Marine heatwaves (MHWs) are events characterized by prolonged warm coastal and ocean conditions with wide-ranging impacts on ecosystem health and associated industries. While research on MHWs has historically relied on surface-water datasets from satellite observations and buoy records, new research from the Batten School of Coastal & Marine Sciences & VIMS highlights the need to, quite literally, go deeper.
Published in the Journal of Geophysical Research: Oceans , the study originated as a class project led by Nathan Shunk, a third-year Ph.D. student focused on coastal physical oceanography at the Batten School & VIMS. Alongside his advisor, Assistant Professor Piero Mazzini, Shunk analyzed the horizontal extent and subsurface patterns of MHWs in the Chesapeake Bay from 1985 to 2023, producing what may be the most detailed analysis to date.
Shunk and Mazzini utilized computer models developed by Batten School & VIMS faculty members Pierre St-Laurent and Marjorie A. M. Friedrichs, among others, taking into consideration seasonal and depth variability. The research introduces a supplementary definition for "vertical marine heatwaves" as well as a visual classification scheme of full-column temperature conditions within a study area.
"As far as we know, this work provides the first characterization of subsurface heatwaves in an estuarine system using a high-resolution, 3-D model," said Shunk. "We can look at daily water temperature readings across more than 31,000 simulated locations and compare them to long-term averages, helping us understand where marine heatwaves occur, how they spread, and ways they might impact the Bay going forward."
New classification of heatwave patterns will support researchers & resources managers
Shunk's classification scheme illustrates the potential ways that MHWs manifest in water across both depth and time, revealing that tracking them through surface-water analysis alone does not convey the full picture of how ecosystems may be impacted further down the water column.
To create this classification scheme, Shunk explained: "We looked at how much of the water column was in a marine heatwave state, the start location, and whether it was simultaneously observed at the surface and the bottom. Our goal was then to ensure the classification scheme followed the simplest framework possible, grouping observed patterns into broad categories for practical research purposes."
The ability to identify these patterns will allow researchers to better understand how MHWs impact ecosystem health, informing advisory services provided to coastal resource managers and industry stakeholders responding to them.
MHWs have been associated with long-lasting consequences in estuarine ecosystems, including declines in fisheries as well as degradation of benthic habitats. They have also been found to contribute to multi-stressor environments, including co-occurrence with acidification, low light conditions and dead zones.
"This work is one of the necessary first steps in developing tools meant to support resource managers, watermen and other coastal practitioners in making informed environmental and economic decisions," explained Shunk. "The ultimate outcome of this work would be a tool that accurately predicts marine heatwaves with enough lead time for stakeholders to effectively safeguard our coastal and marine resources."

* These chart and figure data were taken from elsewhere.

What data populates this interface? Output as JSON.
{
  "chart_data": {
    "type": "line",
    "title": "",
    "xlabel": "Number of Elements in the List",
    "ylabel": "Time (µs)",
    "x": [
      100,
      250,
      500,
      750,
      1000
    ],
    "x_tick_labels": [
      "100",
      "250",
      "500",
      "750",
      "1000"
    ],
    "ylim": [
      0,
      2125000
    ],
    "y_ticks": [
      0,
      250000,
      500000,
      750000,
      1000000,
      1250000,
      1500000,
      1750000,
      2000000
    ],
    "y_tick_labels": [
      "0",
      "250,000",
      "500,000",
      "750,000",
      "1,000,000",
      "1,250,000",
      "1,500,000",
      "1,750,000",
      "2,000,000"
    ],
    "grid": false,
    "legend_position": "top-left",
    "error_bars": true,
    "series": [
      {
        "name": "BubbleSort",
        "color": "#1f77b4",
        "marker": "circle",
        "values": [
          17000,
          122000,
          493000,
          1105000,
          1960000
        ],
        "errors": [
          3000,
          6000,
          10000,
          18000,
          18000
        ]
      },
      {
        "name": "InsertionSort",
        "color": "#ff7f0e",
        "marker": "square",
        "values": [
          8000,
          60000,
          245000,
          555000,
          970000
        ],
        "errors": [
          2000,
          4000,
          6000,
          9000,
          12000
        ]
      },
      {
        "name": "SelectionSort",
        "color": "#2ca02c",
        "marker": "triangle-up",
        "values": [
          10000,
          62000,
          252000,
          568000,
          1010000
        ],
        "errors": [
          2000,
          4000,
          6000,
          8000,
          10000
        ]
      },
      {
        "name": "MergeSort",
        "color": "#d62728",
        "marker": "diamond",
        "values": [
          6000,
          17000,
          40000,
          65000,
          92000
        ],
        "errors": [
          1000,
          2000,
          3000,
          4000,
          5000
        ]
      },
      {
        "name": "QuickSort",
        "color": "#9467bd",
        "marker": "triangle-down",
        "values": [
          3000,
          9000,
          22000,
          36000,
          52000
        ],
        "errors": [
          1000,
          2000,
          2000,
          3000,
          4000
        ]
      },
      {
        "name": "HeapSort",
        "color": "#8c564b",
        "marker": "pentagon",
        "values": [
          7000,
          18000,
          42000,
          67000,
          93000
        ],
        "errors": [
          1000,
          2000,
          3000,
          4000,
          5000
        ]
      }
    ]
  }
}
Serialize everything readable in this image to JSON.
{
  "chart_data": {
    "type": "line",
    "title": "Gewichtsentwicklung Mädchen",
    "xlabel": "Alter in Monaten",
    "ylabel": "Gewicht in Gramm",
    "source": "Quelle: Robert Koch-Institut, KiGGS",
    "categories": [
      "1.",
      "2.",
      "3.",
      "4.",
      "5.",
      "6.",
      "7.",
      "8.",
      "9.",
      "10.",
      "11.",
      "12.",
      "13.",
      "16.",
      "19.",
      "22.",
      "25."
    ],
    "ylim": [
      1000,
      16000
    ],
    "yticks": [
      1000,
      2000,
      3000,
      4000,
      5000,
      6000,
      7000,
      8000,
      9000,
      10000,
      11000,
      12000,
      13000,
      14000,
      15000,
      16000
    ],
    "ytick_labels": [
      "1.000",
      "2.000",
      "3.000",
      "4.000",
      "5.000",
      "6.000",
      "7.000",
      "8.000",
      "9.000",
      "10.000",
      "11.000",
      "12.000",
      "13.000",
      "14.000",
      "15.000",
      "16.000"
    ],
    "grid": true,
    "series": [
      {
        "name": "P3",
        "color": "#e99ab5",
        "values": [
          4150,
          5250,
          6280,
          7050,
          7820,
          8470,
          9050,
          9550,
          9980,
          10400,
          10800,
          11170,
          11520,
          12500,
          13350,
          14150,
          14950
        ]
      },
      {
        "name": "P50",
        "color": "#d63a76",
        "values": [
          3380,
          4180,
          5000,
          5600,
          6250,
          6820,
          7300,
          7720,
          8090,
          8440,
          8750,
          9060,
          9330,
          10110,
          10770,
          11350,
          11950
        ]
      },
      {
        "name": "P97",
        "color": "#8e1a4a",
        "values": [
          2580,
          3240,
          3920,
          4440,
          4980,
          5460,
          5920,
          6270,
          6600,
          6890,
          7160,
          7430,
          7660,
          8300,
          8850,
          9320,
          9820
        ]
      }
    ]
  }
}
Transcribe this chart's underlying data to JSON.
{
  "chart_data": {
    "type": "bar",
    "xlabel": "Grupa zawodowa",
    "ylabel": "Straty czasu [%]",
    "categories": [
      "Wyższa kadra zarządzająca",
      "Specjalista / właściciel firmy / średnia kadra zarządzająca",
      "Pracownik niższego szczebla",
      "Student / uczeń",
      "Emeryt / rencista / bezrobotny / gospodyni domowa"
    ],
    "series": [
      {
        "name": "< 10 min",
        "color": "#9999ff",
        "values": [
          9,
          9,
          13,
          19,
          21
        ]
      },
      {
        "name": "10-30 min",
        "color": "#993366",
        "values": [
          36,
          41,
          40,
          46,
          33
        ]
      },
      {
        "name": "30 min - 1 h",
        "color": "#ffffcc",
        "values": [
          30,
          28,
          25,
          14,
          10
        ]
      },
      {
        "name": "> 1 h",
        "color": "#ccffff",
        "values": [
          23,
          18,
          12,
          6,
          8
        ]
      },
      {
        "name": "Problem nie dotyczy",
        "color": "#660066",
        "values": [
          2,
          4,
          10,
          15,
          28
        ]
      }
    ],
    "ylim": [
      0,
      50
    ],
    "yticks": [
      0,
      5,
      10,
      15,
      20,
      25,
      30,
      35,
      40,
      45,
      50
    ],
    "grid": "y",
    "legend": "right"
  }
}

The Batten School & VIMS' Center of Excellence in Environmental Forecasting (CEEF) produces world-class forecasting tools, designed to be user-friendly and to inform daily decision-making across Virginia and beyond.
Full water column analysis reveals spatial and seasonal variability
The study found that MHWs near the surface were typically shorter, more frequent, and more intense, but affected a smaller fraction of the Bay's surface area at any given time. In contrast, heatwaves in deeper waters tended to occur less often and with lower intensity but lasted longer and were spread across a larger portion of the Bay's bottom habitat.
The scientists found that in the Chesapeake Bay's shallow waters, which are 30 feet deep or less and make up roughly 75% of the Bay, warm conditions at the surface often occurred simultaneously near the bottom. In deeper channels, however, surface and bottom waters were less connected, especially during spring and summer.
The study also found that marine heatwaves can develop differently across the Bay and throughout the year, highlighting their complex nature and the need for more robust monitoring that goes beyond surface water readings.
These findings suggest that surface temperatures alone do not always tell the full story of warming in coastal ecosystems and that further studies of their spatial and seasonal variability are required to fully understand, predict and manage their potential impacts on marine ecosystems.
"Surface observations from satellites and buoys can be representative of conditions throughout the water column in shallow environments such as shoals," explained Mazzini. "But they may miss significant warming events occurring at depth. Capturing the full structure of marine heatwaves therefore requires attention to subsurface conditions as well. To understand these events more completely, sustained monitoring of the full water column should be a priority."
Further research on MHWs will begin this year with Piero Mazzini joining Ming Sun, an assistant professor at the Batten School & VIMS, to explore the relationship between MHWs and oyster reefs in the Chesapeake Bay. The study is supported by W&M's Global Research Institute , whose Seed Funding awards enable researchers to generate preliminary data, test innovative methodologies and build the foundation for larger external grants.